Così, l'attuale "italiano per letterati" prevede uno spazio delimitato in basso dalle Melisse P. , Valerie Parrelle, i "coniglietti" (cioè i gggiovani pubblicati da Francesco Coniglio) - e anche, sui generis, da Adelmo dove sei?: è l'italiano ticchettante, scaciàto e decasillabo, coordinato per asindeto, imprestato, impastato e impestato di lemmi e forme dialettali o mutuate dal francese e dall'inglese, siccome ormai "oltre Chiasso" (Ceronetti) ci si sente a casa - d'altra parte. Poi c'è la zona equatoriale, alla quale appartengono a vario titolo Farinetti, Gene Gnocchi, SimonaVinci-du' palle, Andrea De Marchi, l'ultimo Ammanniti, Silvia Ballestra, Vitaliano Trevisan-altre du'pàlle (e so' quattro), Pino Cacucci e i noir-desiderosi alla Carlotto-Lucarelli-Fois: pulizia e nitore, proprietà lessicale senza o con moderati avventurismi, subordinazione e coordinazione sorvegliate se non paratattiche, architetture narrative di fattura classica o arieggianti un "genere" - massimo del brivido, qualche frèmito tondellàro o arbasinante, o du' cortellàte calde calde (o Decatalde-calde).

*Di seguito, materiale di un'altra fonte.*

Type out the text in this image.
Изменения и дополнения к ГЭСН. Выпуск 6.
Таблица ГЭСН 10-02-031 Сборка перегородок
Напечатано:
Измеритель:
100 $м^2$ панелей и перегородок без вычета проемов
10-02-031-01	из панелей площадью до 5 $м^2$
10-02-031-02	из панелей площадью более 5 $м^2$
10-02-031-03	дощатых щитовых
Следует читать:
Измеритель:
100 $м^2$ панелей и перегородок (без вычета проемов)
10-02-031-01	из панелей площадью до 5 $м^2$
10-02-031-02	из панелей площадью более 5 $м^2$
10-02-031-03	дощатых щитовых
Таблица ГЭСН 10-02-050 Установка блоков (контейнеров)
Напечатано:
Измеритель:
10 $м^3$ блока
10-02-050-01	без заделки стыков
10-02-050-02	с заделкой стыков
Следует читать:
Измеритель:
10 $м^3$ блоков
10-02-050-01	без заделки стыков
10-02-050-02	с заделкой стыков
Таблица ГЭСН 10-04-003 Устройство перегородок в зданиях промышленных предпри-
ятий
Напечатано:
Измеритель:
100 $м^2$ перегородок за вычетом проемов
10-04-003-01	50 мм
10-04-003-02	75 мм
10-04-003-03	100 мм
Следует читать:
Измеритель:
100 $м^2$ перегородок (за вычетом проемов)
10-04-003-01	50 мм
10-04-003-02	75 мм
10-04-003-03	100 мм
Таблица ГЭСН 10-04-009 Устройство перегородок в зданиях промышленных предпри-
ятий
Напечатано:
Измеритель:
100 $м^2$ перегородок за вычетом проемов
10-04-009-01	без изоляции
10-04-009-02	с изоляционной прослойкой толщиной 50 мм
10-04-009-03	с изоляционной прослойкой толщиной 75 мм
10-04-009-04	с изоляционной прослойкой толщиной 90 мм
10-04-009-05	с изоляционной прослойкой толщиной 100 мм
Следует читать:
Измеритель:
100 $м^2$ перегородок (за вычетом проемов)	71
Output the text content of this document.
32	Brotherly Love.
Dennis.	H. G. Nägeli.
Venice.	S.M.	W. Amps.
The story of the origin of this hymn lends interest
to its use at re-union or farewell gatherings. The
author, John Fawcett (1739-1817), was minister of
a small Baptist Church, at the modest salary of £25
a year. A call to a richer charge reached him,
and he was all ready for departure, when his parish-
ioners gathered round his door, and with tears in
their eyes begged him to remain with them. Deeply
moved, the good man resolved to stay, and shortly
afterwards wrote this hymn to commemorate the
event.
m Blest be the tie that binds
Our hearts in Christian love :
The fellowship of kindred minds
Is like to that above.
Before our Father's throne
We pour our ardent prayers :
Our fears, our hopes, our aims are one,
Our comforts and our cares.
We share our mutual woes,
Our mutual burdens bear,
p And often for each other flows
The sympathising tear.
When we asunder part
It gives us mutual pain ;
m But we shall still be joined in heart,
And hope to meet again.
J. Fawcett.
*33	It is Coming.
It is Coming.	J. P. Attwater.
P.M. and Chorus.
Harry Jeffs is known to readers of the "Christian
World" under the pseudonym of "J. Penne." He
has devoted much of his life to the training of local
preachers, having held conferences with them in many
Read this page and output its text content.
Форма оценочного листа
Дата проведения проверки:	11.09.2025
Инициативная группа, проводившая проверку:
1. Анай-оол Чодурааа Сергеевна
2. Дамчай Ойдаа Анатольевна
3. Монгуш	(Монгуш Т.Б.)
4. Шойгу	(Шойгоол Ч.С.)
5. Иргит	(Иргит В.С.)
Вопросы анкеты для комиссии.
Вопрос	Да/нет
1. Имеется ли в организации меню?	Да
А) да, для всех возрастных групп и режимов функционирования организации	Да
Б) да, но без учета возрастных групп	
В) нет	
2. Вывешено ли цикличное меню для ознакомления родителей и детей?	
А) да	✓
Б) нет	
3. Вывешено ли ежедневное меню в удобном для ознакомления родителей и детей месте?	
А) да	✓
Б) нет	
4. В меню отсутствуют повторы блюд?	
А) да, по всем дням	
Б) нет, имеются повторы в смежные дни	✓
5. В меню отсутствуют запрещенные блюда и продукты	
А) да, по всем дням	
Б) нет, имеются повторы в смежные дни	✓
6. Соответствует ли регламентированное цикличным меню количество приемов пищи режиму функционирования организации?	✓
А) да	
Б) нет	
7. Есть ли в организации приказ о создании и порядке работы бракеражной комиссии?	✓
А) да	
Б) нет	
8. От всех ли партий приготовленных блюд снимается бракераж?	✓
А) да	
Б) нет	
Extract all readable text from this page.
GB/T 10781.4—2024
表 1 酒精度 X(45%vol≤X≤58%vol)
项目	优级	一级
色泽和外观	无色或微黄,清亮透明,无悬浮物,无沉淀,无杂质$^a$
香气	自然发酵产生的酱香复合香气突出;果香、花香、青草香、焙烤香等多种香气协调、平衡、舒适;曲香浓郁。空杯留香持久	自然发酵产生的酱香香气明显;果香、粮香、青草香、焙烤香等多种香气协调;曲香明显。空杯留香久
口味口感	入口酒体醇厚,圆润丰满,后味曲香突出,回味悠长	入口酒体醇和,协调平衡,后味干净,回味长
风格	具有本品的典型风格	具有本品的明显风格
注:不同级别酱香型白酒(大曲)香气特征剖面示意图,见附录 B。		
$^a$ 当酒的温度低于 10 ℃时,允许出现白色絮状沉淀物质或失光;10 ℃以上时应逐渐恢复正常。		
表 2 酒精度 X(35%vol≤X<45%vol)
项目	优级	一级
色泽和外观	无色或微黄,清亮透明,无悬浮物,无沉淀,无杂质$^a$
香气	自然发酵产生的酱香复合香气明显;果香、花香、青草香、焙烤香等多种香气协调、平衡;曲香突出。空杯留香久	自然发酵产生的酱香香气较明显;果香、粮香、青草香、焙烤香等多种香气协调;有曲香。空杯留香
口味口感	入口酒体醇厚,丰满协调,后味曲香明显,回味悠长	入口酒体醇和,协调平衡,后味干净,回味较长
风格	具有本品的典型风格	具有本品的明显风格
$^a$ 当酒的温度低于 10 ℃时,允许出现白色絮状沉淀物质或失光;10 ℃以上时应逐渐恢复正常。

Brizzi, come altrimenti Erri De Luca, Bugaro (ma dovrei leggere l'ultimo) e Tommaso Pincio, sono al confine tra la fascia mediana e la superiore; raggiunta nel suo primo gradino da Andrea De Carlo, Veronesi, Eco.
L'ultima latitudine d'esta cartografia (che se la batte con le peculiarità stilistiche e non con la bravura), si distingue per una più spinta elaborazione della sintassi, per il rigoglio aggettivale, per il "gliòmmero" gaddiano o viceversa per la volpìna mìmesi del parlato, dello sciatto, del generico, del cazzeggiante, insomma per un esercizio tra il kitsch-cheap-trash-camp e la trombonaggine sublime a tutto Gassman. Gaddùsi sono Camilleri e Baricco (con un piede, forse involontario, anche nel cialtronismo); mimetico-zozzoni sono invece Aldo Nove, l'inutile Tiziano Scarpa, il primo Ammanniti a modo suo.
Dove collocare la Susàni? Direi giusta giusta all'equatore, con (ad es.) Martino Ferro: anzi, il suo "bello stilo" costante ma non palloso, "a regime" come un motore, mi sembra un perfetto esempio di italiano medioletterario, la corrente credo più rappresentativa fra tutte, almeno nella quantità di Autori che la praticano. Non solo dunque in politica, ma anche in letteratura si converge al centro. Certo, facendo meno danni. O almeno, più facilmente rimediabili.